The first clue was where the drug got stuck
Atorvastatin is supposed to move from the blood into the liver, where it lowers cholesterol. Raj's SLCO1B1 variant makes that transport less efficient. More drug can stay in the bloodstream, and more can reach muscle. Statin-related muscle problems are often exposure problems. Raj was not simply unlucky; the standard dose produced a higher-than-standard exposure for him.
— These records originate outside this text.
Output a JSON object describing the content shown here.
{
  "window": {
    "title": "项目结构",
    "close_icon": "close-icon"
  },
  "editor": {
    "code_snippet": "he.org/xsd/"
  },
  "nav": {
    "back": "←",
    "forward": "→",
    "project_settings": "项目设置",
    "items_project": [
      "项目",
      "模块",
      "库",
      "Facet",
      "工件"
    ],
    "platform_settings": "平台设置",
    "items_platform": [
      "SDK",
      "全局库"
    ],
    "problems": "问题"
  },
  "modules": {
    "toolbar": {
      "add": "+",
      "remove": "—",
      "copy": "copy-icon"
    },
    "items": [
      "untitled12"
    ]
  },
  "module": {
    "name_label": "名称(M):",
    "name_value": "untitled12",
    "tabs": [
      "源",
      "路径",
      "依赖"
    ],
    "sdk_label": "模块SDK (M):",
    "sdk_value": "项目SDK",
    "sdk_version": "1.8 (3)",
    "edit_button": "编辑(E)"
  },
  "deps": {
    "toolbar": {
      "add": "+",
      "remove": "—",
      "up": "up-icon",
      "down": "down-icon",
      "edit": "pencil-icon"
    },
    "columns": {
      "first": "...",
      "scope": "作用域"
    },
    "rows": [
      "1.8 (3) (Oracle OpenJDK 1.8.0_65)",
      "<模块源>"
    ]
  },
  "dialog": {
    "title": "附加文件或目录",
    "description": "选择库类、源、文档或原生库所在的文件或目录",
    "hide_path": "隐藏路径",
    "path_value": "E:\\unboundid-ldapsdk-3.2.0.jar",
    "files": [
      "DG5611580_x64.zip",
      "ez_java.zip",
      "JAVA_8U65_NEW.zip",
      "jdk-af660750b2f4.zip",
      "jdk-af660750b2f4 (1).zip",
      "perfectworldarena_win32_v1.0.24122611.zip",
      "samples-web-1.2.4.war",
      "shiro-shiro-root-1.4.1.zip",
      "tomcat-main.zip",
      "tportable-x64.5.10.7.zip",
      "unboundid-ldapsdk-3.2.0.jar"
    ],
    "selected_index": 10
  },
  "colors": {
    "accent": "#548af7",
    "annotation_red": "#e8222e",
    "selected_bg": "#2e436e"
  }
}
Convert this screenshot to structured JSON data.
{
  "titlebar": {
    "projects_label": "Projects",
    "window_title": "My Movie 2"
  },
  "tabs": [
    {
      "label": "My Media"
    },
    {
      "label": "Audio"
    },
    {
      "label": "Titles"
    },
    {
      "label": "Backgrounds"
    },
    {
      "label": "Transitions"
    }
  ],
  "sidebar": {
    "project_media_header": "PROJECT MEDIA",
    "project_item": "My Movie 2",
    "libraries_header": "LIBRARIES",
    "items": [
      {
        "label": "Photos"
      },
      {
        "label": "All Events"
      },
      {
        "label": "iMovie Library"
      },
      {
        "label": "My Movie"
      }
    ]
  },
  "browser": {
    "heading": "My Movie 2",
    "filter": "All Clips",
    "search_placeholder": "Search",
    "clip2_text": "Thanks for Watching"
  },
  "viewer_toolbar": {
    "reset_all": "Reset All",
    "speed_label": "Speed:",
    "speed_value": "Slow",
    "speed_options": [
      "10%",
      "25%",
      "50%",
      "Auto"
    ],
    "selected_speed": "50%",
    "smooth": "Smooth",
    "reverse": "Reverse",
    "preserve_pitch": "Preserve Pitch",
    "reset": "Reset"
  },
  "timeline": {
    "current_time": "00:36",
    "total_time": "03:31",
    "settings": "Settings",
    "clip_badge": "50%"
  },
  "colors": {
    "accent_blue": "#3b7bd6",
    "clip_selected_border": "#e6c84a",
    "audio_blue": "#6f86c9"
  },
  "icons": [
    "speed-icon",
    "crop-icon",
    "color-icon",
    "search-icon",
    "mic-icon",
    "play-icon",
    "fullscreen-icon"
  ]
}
Then two everyday choices raised the exposure again
Raj's morning grapefruit smoothie blocks CYP3A4, the enzyme that helps clear atorvastatin, for much of the day. Then he added red yeast rice, a “natural cholesterol support” supplement that contains monacolin K, chemically identical to lovastatin. Without realizing it, he was combining a statin prescription, a statin-like supplement, and a food interaction. The SLCO1B1 variant set the stage. Grapefruit and red yeast rice made the dose feel much larger.
Five fixes that lower the extra exposure
- Stop red yeast rice and tell his family doctor. It contains monacolin K, chemically identical to lovastatin, so taking it with atorvastatin combines statin exposures.
- Remove grapefruit from the daily smoothie. Grapefruit can block atorvastatin clearance for much of the day, so timing it away from the pill is not enough.
- Discuss SLCO1B1-guided statin choice. CPIC guidelines support lower-dose or alternative statins for people with this variant; rosuvastatin and pravastatin are less affected than atorvastatin.
- Ask whether a CoQ10 trial is reasonable. Evidence is mixed, but for statin-related muscle symptoms, a 6–8 week trial at 100–200mg/day is worth discussing.
- Recheck CK after removing red yeast rice and grapefruit. His CK is elevated but not in the danger zone; a repeat test can show whether exposure reduction is working.
Six weeks of symptoms mapped
The pattern tells the story: symptoms appeared after the statin started, peaked when red yeast rice and grapefruit stacked on top, then began to clear after the amplifiers were removed.